Old Methane Gas Cloud
Join Date: Jun 2009
Location: Huntington Beach, California
I did a quick look on the web (Emerson Site) and did not notice any specification for the limitation of width for a dado blade. I would suspect that since it is a "Job Site" class saw, the saw is not designed for a dado.
There is an easy way to tell if the saw might accept a dado. Install a normal blade on your saw. Use the arbor washer and nut and tighten as normal. Now measure the amount of arbor threads that stick out of the nut. If there are about 3/4" or more of threads, you might be able to run a dado.

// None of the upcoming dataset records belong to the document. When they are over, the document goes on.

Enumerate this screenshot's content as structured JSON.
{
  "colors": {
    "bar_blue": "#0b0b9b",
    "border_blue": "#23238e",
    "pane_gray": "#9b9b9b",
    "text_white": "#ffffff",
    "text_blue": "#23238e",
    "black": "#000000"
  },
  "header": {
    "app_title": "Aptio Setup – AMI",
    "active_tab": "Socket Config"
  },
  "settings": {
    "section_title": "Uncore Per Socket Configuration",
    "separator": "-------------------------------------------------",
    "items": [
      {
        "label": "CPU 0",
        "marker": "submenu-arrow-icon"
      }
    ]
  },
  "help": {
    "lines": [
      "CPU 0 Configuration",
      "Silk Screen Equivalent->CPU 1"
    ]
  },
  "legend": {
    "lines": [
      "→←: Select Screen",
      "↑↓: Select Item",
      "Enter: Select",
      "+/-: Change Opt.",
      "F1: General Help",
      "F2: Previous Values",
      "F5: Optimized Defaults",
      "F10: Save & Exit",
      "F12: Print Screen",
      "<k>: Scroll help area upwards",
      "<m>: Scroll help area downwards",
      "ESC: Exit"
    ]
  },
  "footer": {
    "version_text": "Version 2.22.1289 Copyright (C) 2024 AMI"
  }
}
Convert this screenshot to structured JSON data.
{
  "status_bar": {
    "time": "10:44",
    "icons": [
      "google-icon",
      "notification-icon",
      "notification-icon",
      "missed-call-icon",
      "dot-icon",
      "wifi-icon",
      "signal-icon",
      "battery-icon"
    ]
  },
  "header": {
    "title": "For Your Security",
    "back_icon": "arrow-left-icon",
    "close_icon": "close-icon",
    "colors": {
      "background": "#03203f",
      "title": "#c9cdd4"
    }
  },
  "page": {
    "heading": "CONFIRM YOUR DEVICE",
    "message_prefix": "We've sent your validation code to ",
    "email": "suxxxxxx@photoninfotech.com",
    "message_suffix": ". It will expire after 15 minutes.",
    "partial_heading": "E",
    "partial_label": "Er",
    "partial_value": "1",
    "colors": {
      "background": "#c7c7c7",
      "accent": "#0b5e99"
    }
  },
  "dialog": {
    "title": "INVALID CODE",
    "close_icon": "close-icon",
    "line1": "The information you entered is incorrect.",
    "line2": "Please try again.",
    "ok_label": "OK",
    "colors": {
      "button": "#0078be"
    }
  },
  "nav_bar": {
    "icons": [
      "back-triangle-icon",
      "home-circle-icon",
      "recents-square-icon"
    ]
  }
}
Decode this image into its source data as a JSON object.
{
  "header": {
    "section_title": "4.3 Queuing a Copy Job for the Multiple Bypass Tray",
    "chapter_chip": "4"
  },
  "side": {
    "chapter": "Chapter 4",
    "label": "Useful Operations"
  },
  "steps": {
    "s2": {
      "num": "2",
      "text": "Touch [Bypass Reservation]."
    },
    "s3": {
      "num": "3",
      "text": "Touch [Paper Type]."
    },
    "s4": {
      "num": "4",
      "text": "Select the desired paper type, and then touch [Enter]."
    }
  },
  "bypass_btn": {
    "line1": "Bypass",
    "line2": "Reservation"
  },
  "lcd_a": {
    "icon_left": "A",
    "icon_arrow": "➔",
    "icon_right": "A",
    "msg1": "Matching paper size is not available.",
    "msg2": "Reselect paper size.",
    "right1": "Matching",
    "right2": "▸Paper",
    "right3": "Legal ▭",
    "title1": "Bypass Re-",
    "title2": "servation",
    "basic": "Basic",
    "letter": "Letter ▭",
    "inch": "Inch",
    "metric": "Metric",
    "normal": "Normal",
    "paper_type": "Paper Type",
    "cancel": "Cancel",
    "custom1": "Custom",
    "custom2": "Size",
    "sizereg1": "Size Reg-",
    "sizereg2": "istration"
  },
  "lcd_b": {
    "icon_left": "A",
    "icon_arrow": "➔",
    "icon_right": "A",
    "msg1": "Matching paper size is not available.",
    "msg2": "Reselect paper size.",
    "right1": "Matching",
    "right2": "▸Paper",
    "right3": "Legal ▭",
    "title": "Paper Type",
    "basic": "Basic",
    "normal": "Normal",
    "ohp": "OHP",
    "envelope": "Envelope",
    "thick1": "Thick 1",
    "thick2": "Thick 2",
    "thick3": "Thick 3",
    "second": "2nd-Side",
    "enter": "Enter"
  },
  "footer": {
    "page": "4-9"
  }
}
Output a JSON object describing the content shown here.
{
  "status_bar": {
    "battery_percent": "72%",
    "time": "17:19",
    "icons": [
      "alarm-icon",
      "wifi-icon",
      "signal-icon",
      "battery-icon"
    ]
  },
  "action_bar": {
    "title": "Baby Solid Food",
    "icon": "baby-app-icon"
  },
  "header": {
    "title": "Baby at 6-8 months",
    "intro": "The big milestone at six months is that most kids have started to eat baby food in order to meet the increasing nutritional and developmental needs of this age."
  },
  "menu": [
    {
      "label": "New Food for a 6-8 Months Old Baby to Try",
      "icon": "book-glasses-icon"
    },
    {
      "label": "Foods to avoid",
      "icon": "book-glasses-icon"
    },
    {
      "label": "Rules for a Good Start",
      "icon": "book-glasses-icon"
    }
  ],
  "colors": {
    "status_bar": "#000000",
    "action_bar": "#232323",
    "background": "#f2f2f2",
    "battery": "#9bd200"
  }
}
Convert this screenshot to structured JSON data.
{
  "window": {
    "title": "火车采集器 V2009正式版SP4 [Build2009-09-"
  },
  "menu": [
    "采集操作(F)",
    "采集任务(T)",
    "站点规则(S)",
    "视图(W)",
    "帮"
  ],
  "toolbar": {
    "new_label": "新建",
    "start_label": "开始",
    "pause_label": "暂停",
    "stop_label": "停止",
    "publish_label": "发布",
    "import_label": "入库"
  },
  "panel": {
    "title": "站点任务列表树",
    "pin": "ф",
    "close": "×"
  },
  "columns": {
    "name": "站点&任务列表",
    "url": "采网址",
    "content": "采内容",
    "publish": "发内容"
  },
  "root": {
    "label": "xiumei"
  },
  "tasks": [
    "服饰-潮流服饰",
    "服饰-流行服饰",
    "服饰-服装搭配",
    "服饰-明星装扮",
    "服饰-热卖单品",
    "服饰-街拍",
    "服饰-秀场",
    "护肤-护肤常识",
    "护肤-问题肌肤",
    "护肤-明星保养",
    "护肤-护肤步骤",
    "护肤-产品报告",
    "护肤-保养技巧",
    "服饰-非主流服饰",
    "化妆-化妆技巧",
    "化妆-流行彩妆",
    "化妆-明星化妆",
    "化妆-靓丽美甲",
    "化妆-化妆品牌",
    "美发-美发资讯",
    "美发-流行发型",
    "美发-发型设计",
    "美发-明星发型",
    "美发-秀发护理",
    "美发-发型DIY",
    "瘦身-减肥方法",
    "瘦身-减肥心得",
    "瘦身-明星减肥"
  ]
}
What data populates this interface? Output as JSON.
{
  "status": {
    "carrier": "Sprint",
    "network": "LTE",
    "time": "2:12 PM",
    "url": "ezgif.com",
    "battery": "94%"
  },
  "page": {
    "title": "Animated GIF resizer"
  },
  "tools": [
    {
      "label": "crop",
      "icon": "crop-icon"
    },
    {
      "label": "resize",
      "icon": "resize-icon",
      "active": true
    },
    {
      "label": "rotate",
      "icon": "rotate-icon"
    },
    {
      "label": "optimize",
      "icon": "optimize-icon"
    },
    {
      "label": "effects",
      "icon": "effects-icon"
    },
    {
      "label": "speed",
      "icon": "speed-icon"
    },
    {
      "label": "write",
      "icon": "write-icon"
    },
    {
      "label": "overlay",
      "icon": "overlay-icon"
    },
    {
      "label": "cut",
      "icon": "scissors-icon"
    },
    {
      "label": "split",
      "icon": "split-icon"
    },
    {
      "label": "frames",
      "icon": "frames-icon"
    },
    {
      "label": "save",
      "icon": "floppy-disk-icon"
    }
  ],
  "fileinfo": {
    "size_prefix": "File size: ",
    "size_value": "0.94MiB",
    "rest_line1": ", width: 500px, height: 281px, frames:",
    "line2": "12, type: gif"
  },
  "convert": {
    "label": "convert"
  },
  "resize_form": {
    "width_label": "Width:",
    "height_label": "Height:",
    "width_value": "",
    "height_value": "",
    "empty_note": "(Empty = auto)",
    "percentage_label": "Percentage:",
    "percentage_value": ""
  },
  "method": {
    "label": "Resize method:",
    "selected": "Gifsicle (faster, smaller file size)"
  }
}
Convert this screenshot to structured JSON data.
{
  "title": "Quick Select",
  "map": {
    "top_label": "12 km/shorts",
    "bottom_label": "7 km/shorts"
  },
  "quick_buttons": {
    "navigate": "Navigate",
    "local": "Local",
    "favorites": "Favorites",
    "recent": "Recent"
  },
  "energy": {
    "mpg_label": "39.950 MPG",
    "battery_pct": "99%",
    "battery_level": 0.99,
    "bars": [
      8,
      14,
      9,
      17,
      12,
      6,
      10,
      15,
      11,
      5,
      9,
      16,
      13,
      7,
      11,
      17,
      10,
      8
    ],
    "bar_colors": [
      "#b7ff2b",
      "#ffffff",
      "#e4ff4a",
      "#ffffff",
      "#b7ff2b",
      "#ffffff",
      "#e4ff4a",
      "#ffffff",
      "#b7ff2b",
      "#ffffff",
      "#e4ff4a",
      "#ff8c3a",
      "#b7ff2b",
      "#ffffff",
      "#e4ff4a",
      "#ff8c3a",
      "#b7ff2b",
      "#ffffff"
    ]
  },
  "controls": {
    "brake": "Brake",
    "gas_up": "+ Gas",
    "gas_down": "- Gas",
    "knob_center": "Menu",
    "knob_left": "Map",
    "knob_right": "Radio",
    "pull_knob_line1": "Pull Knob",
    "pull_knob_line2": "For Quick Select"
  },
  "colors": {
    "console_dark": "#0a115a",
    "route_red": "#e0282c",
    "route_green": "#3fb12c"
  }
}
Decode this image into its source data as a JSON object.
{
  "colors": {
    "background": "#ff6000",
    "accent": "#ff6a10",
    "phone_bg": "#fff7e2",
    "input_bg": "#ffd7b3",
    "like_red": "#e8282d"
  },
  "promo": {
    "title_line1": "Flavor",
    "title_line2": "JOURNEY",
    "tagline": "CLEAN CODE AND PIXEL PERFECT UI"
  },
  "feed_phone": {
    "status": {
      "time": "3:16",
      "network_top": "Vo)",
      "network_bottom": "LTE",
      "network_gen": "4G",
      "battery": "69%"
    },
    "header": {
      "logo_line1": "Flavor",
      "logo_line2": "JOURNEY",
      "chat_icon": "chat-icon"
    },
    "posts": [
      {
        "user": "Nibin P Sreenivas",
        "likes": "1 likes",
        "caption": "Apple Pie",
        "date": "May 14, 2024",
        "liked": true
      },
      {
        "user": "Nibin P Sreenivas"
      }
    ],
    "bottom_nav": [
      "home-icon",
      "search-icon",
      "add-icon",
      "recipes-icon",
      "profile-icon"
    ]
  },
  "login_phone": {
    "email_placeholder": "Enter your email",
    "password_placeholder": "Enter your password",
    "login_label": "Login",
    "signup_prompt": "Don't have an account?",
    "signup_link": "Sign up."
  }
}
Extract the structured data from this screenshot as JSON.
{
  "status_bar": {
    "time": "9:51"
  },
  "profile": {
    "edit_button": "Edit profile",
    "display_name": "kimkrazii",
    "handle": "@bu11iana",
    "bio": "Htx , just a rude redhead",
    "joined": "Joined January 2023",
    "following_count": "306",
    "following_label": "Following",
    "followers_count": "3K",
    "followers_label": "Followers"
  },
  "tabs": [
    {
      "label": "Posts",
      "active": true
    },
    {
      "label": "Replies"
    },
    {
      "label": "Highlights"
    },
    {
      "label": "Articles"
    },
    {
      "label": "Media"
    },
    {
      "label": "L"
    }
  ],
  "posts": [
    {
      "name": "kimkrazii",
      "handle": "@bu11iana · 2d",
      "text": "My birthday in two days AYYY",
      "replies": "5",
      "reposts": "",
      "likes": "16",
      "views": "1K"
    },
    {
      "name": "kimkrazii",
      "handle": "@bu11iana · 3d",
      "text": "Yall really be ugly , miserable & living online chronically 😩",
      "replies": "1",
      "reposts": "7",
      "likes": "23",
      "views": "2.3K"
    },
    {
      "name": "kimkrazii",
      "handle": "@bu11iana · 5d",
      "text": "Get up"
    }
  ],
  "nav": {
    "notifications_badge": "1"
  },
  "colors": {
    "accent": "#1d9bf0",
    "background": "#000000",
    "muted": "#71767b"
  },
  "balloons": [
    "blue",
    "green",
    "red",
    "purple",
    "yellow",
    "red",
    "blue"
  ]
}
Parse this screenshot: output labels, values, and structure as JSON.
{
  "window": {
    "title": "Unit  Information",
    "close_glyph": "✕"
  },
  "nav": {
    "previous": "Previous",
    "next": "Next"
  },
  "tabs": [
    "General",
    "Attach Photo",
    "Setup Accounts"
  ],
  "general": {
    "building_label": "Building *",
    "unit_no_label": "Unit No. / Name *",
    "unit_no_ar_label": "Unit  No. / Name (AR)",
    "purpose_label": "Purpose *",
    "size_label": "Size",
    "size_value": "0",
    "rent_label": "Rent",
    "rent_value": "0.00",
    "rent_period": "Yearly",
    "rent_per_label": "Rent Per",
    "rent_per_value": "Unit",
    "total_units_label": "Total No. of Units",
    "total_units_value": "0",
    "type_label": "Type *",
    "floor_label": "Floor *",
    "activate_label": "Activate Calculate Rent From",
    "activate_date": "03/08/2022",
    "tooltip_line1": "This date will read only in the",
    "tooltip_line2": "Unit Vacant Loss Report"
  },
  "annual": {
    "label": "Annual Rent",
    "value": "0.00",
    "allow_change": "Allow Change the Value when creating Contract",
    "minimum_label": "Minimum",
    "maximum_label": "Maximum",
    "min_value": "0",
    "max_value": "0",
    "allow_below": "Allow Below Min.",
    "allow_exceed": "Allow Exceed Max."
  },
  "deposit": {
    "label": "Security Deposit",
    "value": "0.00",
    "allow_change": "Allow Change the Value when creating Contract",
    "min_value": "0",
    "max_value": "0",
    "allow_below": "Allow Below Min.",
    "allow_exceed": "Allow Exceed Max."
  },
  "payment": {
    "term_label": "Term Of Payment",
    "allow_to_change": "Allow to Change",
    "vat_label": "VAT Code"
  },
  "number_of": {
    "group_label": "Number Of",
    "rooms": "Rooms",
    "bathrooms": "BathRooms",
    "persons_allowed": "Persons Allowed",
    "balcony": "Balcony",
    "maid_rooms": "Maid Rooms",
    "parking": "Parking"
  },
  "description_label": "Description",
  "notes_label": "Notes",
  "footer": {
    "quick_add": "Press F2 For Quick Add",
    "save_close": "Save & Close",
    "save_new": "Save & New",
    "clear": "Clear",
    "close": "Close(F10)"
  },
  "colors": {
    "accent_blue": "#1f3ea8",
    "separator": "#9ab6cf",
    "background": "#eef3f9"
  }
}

Next take a 1", 1/4x20 screw with a nut and lightly clamp the screw to a gullet in the blade. The screw should stick out in the same direction as the threads that you measured above. With the saw unplugged, turn the blade by hand. Does the screw bind or rub on any part of the saw? Or Did a part of the saw knock the screw off of the blade? If the answer to both is no, you may be able to run a dado blade in this saw. (The manufacturer may advise against it, however.)
Be aware that regardless of the HP numbers, most job site saws are a bit anemic to be running a dado blade. If you are able to fit a dado blade on this saw, I would suggest using a 6" dado blade.
A throat plate can be easily made for most saws with removable throat plates. Also, a zero clearance throat plate can be purchased and used as a dado throat plate. Just use the same procedure that you would use when making a ZC throat plate.
Use the right tool for the job.
Rich (Tilting right)
Huntington Beach, California
Remember that when we have the "BIG ONE" everything east of the Rockies falls into the ocean.
Last edited by rrich; 12-17-2010 at 10:50 PM.